Posted 10 years ago
jpsthesecond
(37 items)
Not a post about an item, but a story about Coca Cola during WWII. Today as I read through the book The Manhattan Project - obviously one of man's grerates achievements - half way through, Coke finds its way in to the story. Background -- scientists were working with plutonium and uranium at the University of Chicago (one of several main lab sites). Here' the quick story as told by a 22 year old female physicist in December 1943. "There were some unexpected events. This one concerned the Coca-Cola machine. It was a style of machine that dropped a paper cup, which was then filled with carbonated water and Coca-Cola syrup.

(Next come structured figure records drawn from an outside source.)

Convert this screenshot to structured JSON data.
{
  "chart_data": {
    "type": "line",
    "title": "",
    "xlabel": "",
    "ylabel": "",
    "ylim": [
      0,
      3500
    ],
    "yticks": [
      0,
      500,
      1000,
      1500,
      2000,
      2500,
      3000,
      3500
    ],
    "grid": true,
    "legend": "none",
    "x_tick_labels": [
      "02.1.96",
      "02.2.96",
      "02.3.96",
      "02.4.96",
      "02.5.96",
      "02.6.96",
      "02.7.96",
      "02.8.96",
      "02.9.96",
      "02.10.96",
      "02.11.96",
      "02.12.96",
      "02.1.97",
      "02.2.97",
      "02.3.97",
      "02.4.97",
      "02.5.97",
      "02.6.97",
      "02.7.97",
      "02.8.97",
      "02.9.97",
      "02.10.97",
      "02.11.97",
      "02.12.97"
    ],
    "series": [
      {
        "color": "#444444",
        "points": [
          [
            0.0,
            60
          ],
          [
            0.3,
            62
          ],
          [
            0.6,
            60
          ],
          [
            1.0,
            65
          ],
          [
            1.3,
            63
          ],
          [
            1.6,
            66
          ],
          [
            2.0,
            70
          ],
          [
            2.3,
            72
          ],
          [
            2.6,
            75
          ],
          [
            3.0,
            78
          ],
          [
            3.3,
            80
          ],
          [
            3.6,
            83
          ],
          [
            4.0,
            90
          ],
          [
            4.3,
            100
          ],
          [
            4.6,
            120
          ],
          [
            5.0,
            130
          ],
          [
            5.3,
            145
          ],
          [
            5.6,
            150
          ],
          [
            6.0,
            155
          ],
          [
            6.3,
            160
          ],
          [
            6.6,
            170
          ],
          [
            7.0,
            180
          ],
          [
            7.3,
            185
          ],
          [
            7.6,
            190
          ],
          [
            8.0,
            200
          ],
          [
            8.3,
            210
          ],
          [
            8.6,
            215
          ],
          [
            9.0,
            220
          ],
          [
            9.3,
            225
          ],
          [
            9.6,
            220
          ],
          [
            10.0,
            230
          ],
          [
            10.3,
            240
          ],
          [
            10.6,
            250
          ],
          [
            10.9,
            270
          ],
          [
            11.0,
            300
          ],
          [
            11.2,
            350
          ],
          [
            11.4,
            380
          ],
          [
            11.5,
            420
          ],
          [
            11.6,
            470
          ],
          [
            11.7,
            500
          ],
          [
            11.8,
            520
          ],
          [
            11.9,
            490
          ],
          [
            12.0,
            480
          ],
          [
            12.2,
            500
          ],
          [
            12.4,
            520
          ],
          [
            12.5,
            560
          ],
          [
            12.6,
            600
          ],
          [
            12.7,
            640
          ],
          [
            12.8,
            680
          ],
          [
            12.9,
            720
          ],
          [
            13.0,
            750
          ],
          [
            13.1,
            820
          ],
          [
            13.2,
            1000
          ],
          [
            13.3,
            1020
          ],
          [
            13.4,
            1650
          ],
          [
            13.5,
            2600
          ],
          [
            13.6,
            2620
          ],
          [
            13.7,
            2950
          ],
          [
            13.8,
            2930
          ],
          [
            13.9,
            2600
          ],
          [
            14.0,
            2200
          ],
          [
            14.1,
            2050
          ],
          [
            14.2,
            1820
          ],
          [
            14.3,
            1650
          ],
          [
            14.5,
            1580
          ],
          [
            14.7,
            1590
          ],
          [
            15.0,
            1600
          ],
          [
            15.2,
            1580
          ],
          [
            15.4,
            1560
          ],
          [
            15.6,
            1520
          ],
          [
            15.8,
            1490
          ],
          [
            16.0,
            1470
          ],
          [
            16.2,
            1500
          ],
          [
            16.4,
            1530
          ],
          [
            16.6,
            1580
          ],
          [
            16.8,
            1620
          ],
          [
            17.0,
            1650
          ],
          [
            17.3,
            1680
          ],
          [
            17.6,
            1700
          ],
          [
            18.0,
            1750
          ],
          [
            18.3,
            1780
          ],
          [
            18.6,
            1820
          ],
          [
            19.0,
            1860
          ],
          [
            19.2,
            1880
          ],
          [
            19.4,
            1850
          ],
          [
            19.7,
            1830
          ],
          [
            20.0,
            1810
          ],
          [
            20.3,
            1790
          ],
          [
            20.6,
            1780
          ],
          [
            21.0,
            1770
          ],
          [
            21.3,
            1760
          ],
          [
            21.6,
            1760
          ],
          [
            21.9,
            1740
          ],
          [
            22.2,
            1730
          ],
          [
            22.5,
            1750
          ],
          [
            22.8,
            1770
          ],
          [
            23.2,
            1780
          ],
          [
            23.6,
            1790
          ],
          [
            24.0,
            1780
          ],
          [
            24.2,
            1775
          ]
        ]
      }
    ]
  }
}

The man who came to service the machine at our lunch time forgot to bring his hose for filling the syrup reservoir. He walked into the neighboring laboratory where wet chemistry was being performed and borrowed a runner hose from an aspirator, filled the reservoir with the syrup, returned the hose and left. Some time after lunch a technician was carrying an alpha counter and noticed that the meter went off the scale as he passed the Coke machine. By the next day, the Coke machine was replaced with one that dispensed bottles rather than liquids. We never did know how many, if any, employees drank the radioactive Coca-Cola."
-- Amazing to think about life in those days. Even as Americans were changing the world, they drank Coca-Cola. Happy holidays all!
A little "light reading", eh JPSII? ;0) Great story.
The original Coco-cola had cocaine in it.